At the Greene Turtle in Westminster Thursday, nearly 50 soccer fans packed the restaurant to watch Brazil face off against Croatia in the first match of the tournament. McMearty said it was a joy to see many people coming together for the games.

"I'm a 50-year-old man, and I've got a love of soccer. It's great to watch two or three generations get together with grandparents, parents and sons all experiencing this together," McMearty said. "It's great to see kids who are 4 and 5 years old see their first matches."

Tom Long was one of the fans watching the game. He said he's been a fan for the past 30 years, and over the past several years he's noticed more Americans have gotten interested in the sport.

"Since 2002, when we were in the quarter finals, to now, you've seen a huge upsurge in interest.

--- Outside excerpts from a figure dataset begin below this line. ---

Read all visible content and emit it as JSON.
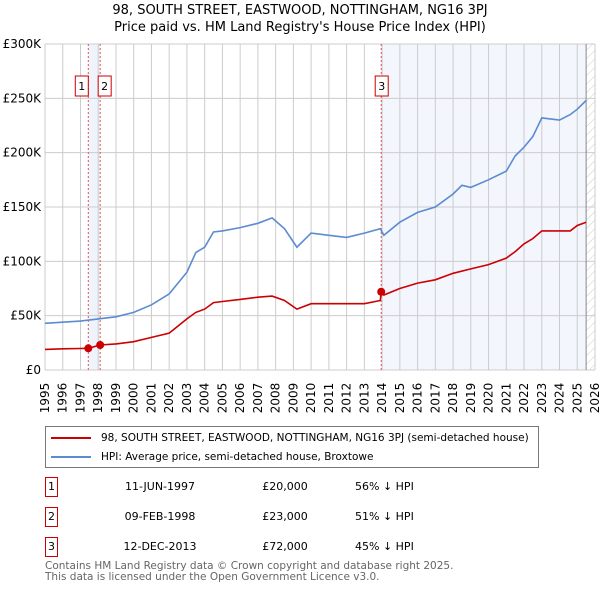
{
  "chart_data": {
    "type": "line",
    "title": "98, SOUTH STREET, EASTWOOD, NOTTINGHAM, NG16 3PJ",
    "subtitle": "Price paid vs. HM Land Registry's House Price Index (HPI)",
    "xlim": [
      1995,
      2026
    ],
    "ylim": [
      0,
      300000
    ],
    "x_ticks": [
      "1995",
      "1996",
      "1997",
      "1998",
      "1999",
      "2000",
      "2001",
      "2002",
      "2003",
      "2004",
      "2005",
      "2006",
      "2007",
      "2008",
      "2009",
      "2010",
      "2011",
      "2012",
      "2013",
      "2014",
      "2015",
      "2016",
      "2017",
      "2018",
      "2019",
      "2020",
      "2021",
      "2022",
      "2023",
      "2024",
      "2025",
      "2026"
    ],
    "y_ticks": [
      {
        "v": 0,
        "label": "£0"
      },
      {
        "v": 50000,
        "label": "£50K"
      },
      {
        "v": 100000,
        "label": "£100K"
      },
      {
        "v": 150000,
        "label": "£150K"
      },
      {
        "v": 200000,
        "label": "£200K"
      },
      {
        "v": 250000,
        "label": "£250K"
      },
      {
        "v": 300000,
        "label": "£300K"
      }
    ],
    "grid": true,
    "series": [
      {
        "name": "98, SOUTH STREET, EASTWOOD, NOTTINGHAM, NG16 3PJ (semi-detached house)",
        "color": "#cc0000",
        "x": [
          1995,
          1996,
          1997,
          1997.45,
          1998.1,
          1999,
          2000,
          2001,
          2002,
          2003,
          2003.5,
          2004,
          2004.5,
          2005,
          2006,
          2007,
          2007.8,
          2008.5,
          2009.2,
          2010,
          2011,
          2012,
          2013,
          2013.9,
          2013.95,
          2014.1,
          2015,
          2016,
          2017,
          2018,
          2019,
          2020,
          2021,
          2021.5,
          2022,
          2022.5,
          2023,
          2024,
          2024.6,
          2025,
          2025.5
        ],
        "y": [
          19000,
          19500,
          19800,
          20000,
          23000,
          24000,
          26000,
          30000,
          34000,
          47000,
          53000,
          56000,
          62000,
          63000,
          65000,
          67000,
          68000,
          64000,
          56000,
          61000,
          61000,
          61000,
          61000,
          64000,
          72000,
          69000,
          75000,
          80000,
          83000,
          89000,
          93000,
          97000,
          103000,
          109000,
          116000,
          121000,
          128000,
          128000,
          128000,
          133000,
          136000
        ]
      },
      {
        "name": "HPI: Average price, semi-detached house, Broxtowe",
        "color": "#5b8bd0",
        "x": [
          1995,
          1996,
          1997,
          1998,
          1999,
          2000,
          2001,
          2002,
          2003,
          2003.5,
          2004,
          2004.5,
          2005,
          2006,
          2007,
          2007.8,
          2008.5,
          2009.2,
          2010,
          2011,
          2012,
          2013,
          2013.9,
          2014.1,
          2015,
          2016,
          2017,
          2018,
          2018.5,
          2019,
          2020,
          2021,
          2021.5,
          2022,
          2022.5,
          2023,
          2024,
          2024.6,
          2025,
          2025.5
        ],
        "y": [
          43000,
          44000,
          45000,
          47000,
          49000,
          53000,
          60000,
          70000,
          90000,
          108000,
          113000,
          127000,
          128000,
          131000,
          135000,
          140000,
          130000,
          113000,
          126000,
          124000,
          122000,
          126000,
          130000,
          124000,
          136000,
          145000,
          150000,
          162000,
          170000,
          168000,
          175000,
          183000,
          197000,
          205000,
          215000,
          232000,
          230000,
          235000,
          240000,
          248000
        ]
      }
    ],
    "sales": [
      {
        "n": "1",
        "x": 1997.44,
        "date": "11-JUN-1997",
        "price": "£20,000",
        "price_v": 20000,
        "hpi": "56% ↓ HPI"
      },
      {
        "n": "2",
        "x": 1998.11,
        "date": "09-FEB-1998",
        "price": "£23,000",
        "price_v": 23000,
        "hpi": "51% ↓ HPI"
      },
      {
        "n": "3",
        "x": 2013.95,
        "date": "12-DEC-2013",
        "price": "£72,000",
        "price_v": 72000,
        "hpi": "45% ↓ HPI"
      }
    ],
    "legend_placement": "below"
  },
  "footer": {
    "line1": "Contains HM Land Registry data © Crown copyright and database right 2025.",
    "line2": "This data is licensed under the Open Government Licence v3.0."
  }
}
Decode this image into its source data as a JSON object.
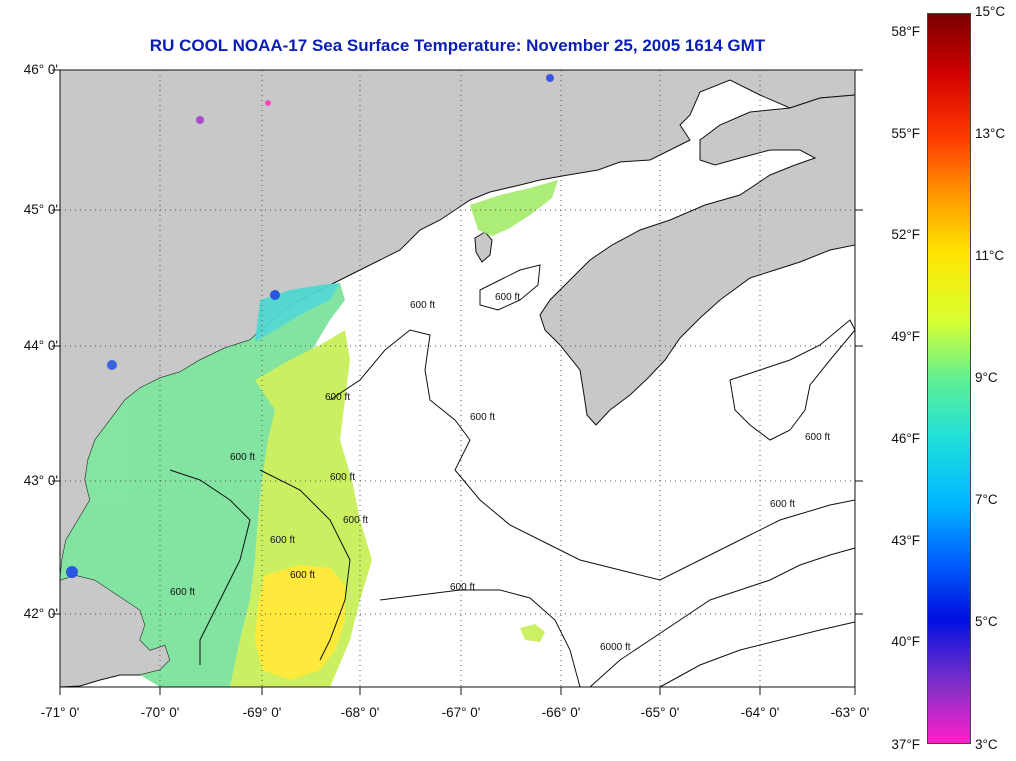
{
  "title": "RU COOL  NOAA-17  Sea Surface Temperature:  November 25, 2005 1614 GMT",
  "latitude_labels": [
    "46° 0'",
    "45° 0'",
    "44° 0'",
    "43° 0'",
    "42° 0'"
  ],
  "longitude_labels": [
    "-71° 0'",
    "-70° 0'",
    "-69° 0'",
    "-68° 0'",
    "-67° 0'",
    "-66° 0'",
    "-65° 0'",
    "-64° 0'",
    "-63° 0'"
  ],
  "colorbar": {
    "fahrenheit_labels": [
      "58°F",
      "55°F",
      "52°F",
      "49°F",
      "46°F",
      "43°F",
      "40°F",
      "37°F"
    ],
    "celsius_labels": [
      "15°C",
      "13°C",
      "11°C",
      "9°C",
      "7°C",
      "5°C",
      "3°C"
    ],
    "colors": [
      "#7a0000",
      "#d00000",
      "#ff3a00",
      "#ff9a00",
      "#ffe600",
      "#d8ff30",
      "#60f090",
      "#20e0d8",
      "#00b8ff",
      "#0060ff",
      "#0010e0",
      "#8030c8",
      "#ff20c8"
    ]
  },
  "contour_labels": [
    "600 ft",
    "600 ft",
    "600 ft",
    "600 ft",
    "600 ft",
    "600 ft",
    "600 ft",
    "600 ft",
    "600 ft",
    "600 ft",
    "600 ft",
    "600 ft",
    "600 ft",
    "6000 ft"
  ],
  "colors": {
    "land": "#c8c8c8",
    "ocean_nodata": "#ffffff",
    "title": "#0a1eb4"
  }
}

You look around here, and this would not have happened in 2002," Long said. "The pace of the game is so fast, and you have to be in such great shape to even think about doing it. It's different in other sports. In football, you have timeouts and delays between plays. This is a constantly moving kind of chess match."

According to the FIFA World Cup Television Audience Report released following the 2010 South Africa games, America is the fastest growing market for soccer fans. Between the 2006 and 2010 World Cups, American viewership rose by nearly 20 percent, more than any other market.

The American team will begin the competition Monday, in a match against Ghana. Following that, they will compete against Portugal June 22 and Germany June 26. The results of those matches will determine if the team continues on in the competition.

Unlike the other lifelong soccer fans watching the game, Tyler Pickler, a fan of team U.S.A., said he's a relatively recent convert to the sport.

"To be honest, I'm a FIFA video game fan, and ever since then I started getting into the World Cup," Pickler said. "It's fast; it keeps moving; I enjoy that. They don't score a lot, so the scoring is a lot more exciting when that happens."

Nearly every person there had several teams they were rooting for in the tournament. McMearty said the No. 1 team he's rooting for this year is the United States team, with the Netherlands team following closely behind.

"This is a very diverse culture we've got right now," McMearty said. "You have people who have families that were born in Argentina or in Ireland. It's a good thing for them to be able to follow America as well as follow the homeland. It adds to the experience."

Dario Gonzales, clad in a Brazil jersey, said being a soccer fan is something that is in his blood. He said only having the World Cup every four years makes the entire event seem more special.

"We've been counting down the days for the last three months," Gonzales said. "We schedule our vacation around it. I've taken off the next four days from work. We're going to be going soccer, soccer, soccer. We'll go to sleep, wake up and move on to the next game."